Dr Shane Oliver
Head of Investment Strategy and Economics and Chief Economist
After the escalation in the US/China trade war last month, investors might be losing faith in the prospect of a negotiated solution.
Trade risks have no doubt increased, and could hurt share markets in the short term, but we still believe that Trump is likely to eventually strike a deal with the Chinese at some stage.
Investors had been hoping that China and the US would reach a settlement in their trade dispute after they halted new tariffs in December and entered talks.
But those talks broke down in early May. That saw the US ramp up tariffs on China. China has responded, though not to the same degree.
There’s now also increasing talk the trade war will spread beyond tariffs to other things, such as Chinese students studying in the US and tech companies.
More recently, President Trump threatened to ramp up tariffs on Mexico to 25 per cent if the Mexican government didn’t do more to stop the flow of immigrants across the US-Mexico border.
Trump has since suspended the threat after Mexico agreed to a deal that will see it tighten border security, but it shows Trump’s willingness to use trade as geopolitical weapon.
Some might argue that the trade war and tariffs are not a big deal as they are not being imposed on all US imports, but the trade war is threatening global business confidence.
Businesses have set up their supply chains so that inputs into their products come from all around the world. When they see the barriers and tariffs go up, it threatens their supply chain.
That hurts business confidence, which in turn, makes it very hard for them to decide where to invest. The trade war is dampening US business investment, and it could affect business investment globally.
That threat to the global economic outlook is causing renewed volatility in share markets.
After reaching lows in December, share markets rebounded to highs in April and early May. Hopes that the trade issue would be resolved drove the recovery, along with the US Federal Reserve taking a more benign approach to monetary policy.
Since then global share markets have fallen back. The risk is they have more downside because the trade issue affects confidence, economic growth and profits.
Waking up to the threat
The problem we face is that President Trump and others may be underestimating the threat to global growth.
They may not understand that threat until they see share markets come down a bit more aggressively.
This is a bit unnerving for investors, and we could see a bit more short-term volatility in share markets as a result.

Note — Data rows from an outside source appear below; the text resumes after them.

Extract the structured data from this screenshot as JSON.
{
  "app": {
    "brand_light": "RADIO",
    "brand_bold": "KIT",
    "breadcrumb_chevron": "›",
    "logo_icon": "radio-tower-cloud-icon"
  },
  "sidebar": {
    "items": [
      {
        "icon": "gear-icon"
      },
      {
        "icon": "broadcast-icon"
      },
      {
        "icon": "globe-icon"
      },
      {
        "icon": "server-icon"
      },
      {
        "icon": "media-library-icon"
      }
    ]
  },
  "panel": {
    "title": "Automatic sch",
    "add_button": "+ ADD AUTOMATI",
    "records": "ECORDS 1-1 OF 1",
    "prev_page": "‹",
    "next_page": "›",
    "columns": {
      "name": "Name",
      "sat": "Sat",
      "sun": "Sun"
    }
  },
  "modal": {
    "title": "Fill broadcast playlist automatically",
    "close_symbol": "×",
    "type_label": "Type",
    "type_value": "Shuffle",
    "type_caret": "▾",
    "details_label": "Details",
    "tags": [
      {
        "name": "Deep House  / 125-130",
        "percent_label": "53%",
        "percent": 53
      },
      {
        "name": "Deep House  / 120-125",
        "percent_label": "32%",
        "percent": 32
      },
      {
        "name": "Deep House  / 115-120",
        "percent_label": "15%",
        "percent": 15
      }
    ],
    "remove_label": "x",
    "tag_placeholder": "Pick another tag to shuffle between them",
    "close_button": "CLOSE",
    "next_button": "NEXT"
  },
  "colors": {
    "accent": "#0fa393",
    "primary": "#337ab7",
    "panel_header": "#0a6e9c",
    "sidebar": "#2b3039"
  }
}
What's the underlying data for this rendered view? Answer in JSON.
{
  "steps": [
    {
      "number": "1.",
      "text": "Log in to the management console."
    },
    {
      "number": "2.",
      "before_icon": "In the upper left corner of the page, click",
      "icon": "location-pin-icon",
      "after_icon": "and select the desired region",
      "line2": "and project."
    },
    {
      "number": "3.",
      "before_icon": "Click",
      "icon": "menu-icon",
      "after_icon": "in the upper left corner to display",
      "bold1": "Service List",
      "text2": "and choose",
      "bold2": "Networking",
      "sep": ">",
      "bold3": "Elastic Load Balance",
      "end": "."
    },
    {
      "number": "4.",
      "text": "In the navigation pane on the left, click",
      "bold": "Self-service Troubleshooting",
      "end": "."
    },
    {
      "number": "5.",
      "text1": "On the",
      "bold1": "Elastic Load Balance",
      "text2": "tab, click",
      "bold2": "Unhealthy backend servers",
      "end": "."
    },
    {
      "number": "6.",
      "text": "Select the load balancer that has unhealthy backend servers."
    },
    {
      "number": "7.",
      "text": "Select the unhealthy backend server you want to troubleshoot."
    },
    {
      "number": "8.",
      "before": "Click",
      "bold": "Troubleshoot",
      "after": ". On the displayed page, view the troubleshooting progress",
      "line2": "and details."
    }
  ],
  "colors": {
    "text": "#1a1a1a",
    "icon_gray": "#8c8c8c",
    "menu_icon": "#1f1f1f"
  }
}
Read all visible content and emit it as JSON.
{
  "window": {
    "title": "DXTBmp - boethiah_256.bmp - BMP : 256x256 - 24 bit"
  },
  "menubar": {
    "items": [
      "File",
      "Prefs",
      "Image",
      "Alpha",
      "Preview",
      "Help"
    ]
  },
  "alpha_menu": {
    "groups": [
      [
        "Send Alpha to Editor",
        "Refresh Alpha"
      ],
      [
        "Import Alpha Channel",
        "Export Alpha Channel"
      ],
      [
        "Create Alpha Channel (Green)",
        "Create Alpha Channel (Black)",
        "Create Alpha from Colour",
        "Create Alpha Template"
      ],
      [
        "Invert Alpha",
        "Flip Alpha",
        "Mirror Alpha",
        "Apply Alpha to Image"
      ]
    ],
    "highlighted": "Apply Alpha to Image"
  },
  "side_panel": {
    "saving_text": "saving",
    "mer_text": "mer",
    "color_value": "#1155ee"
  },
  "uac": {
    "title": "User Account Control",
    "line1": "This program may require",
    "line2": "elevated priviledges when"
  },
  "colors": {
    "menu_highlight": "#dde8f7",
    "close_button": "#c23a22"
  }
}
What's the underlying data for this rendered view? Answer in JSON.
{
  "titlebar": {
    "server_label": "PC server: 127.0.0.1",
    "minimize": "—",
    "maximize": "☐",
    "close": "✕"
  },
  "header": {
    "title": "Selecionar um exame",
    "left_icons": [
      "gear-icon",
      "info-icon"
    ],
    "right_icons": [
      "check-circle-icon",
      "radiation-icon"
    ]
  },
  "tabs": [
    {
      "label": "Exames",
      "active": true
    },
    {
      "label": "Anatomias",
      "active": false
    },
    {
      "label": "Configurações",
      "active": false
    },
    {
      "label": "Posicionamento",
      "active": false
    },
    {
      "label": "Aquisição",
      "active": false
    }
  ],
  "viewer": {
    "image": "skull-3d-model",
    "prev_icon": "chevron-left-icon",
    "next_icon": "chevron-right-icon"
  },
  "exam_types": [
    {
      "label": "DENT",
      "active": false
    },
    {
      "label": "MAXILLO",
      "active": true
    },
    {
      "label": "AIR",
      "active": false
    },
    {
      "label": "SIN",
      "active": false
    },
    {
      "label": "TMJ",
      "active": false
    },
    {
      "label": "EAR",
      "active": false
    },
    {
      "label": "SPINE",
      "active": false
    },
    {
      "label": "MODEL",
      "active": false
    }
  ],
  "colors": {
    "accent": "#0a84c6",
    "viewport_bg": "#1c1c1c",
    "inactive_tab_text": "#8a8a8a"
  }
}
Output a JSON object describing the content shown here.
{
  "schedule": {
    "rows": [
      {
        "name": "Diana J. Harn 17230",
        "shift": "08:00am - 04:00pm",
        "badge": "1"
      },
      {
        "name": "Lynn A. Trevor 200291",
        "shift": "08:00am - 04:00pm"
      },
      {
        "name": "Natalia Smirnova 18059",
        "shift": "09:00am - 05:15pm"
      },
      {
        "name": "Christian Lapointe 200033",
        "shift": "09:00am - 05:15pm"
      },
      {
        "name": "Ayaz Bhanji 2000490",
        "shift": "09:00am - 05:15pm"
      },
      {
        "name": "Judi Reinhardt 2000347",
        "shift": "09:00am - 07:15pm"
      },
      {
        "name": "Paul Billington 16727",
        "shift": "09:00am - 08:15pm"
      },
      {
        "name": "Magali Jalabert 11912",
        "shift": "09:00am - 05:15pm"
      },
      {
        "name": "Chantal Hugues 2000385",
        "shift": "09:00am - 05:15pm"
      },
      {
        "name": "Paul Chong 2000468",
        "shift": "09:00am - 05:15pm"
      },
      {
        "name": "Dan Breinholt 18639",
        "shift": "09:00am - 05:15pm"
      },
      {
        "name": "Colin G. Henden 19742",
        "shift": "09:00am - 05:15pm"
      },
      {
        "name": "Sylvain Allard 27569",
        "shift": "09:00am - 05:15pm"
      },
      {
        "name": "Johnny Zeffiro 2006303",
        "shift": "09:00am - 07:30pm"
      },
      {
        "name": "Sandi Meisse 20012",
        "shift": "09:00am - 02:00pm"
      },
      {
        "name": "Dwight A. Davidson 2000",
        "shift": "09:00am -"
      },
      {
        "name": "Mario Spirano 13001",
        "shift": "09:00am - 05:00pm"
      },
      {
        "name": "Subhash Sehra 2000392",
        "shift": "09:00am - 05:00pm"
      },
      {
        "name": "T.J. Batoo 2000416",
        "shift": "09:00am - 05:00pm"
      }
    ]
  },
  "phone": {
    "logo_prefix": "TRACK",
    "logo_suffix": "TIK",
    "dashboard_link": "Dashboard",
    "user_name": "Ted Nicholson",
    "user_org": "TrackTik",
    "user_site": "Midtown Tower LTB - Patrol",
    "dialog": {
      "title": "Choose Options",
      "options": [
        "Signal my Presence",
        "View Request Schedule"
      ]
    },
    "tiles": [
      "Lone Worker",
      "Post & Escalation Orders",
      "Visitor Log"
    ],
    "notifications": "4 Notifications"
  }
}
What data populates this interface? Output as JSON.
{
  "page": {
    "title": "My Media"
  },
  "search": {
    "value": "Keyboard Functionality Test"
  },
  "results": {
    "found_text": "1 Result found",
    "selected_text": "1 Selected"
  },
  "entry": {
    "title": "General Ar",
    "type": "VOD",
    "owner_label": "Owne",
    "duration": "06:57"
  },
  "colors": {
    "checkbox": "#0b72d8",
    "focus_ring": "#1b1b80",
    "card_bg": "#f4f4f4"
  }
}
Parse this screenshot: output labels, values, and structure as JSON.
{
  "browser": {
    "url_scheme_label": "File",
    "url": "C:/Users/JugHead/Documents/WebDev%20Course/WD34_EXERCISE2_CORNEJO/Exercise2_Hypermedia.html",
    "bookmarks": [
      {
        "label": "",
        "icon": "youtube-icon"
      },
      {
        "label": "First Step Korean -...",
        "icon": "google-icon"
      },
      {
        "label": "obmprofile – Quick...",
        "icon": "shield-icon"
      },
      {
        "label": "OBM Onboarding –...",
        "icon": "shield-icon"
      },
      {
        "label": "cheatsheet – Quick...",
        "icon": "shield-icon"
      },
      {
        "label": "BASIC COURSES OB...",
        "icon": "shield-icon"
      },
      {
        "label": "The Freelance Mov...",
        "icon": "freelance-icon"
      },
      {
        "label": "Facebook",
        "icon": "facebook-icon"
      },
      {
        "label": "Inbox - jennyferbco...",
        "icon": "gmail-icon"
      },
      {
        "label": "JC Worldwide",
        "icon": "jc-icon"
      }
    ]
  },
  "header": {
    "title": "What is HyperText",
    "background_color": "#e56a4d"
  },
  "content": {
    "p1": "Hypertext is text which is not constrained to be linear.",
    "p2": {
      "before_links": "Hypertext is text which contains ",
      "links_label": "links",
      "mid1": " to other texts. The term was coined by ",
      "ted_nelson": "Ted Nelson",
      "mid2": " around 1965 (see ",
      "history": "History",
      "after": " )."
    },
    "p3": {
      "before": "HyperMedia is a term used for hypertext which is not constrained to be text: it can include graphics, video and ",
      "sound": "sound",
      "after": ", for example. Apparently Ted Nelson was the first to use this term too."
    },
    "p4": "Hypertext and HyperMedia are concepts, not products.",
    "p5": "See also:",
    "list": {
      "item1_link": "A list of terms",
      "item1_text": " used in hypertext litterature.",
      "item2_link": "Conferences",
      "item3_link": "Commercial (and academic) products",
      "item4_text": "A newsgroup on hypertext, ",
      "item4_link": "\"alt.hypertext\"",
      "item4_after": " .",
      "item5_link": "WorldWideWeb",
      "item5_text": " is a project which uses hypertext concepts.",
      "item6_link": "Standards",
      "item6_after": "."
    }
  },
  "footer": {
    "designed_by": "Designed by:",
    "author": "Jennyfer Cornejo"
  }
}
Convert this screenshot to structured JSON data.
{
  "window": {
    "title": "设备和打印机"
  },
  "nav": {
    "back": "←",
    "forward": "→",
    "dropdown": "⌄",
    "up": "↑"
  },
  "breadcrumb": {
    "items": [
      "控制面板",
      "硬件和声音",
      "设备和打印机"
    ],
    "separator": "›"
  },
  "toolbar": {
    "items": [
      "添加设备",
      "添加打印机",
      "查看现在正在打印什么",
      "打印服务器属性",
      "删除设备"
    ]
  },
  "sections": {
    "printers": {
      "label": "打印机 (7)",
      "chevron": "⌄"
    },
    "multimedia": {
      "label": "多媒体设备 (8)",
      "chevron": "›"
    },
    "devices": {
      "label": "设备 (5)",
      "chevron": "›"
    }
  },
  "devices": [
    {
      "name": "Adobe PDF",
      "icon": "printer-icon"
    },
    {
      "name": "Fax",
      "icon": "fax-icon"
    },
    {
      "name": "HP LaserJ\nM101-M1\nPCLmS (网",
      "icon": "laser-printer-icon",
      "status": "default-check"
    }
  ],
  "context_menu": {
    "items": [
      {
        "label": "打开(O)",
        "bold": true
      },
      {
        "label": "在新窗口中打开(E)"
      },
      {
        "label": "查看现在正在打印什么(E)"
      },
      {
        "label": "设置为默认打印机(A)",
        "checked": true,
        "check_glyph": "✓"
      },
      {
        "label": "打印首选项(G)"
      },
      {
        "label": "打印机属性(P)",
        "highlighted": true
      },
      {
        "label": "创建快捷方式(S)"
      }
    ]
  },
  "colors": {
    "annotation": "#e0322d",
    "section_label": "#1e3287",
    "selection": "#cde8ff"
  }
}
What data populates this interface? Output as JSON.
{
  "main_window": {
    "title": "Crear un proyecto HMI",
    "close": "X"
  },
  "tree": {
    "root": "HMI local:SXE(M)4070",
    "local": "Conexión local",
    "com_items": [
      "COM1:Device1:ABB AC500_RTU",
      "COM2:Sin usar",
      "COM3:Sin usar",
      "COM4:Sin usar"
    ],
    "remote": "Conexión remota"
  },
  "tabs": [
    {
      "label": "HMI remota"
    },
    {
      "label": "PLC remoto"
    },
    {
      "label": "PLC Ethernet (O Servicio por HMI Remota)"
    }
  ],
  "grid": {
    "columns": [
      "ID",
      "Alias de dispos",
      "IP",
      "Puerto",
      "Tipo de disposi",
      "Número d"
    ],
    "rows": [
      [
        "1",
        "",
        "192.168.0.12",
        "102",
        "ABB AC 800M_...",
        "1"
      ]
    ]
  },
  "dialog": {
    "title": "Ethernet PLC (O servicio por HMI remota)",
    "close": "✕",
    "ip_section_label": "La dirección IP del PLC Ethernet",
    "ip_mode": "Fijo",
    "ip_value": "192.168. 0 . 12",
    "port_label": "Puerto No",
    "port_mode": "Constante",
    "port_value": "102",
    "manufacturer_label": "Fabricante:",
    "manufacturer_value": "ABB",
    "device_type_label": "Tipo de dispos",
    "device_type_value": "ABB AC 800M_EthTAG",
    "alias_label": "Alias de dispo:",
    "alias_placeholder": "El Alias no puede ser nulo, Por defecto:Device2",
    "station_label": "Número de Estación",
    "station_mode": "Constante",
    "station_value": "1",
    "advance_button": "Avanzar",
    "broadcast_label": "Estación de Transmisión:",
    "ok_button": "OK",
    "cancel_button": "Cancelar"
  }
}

The major hope now is that if President Trump wants to get re-elected in 2020, he can’t risk rising US unemployment and the threat of a recession, which could be a consequence if he continues to pursue these trade wars.
I think he is conscious of that and, ultimately, I think China and the US will come to some sort of negotiated solution.
But investors should brace for more volatility in the short term, before things start to stabilise. Which I think they will before too long, but it may also require more monetary easing by central banks along the way.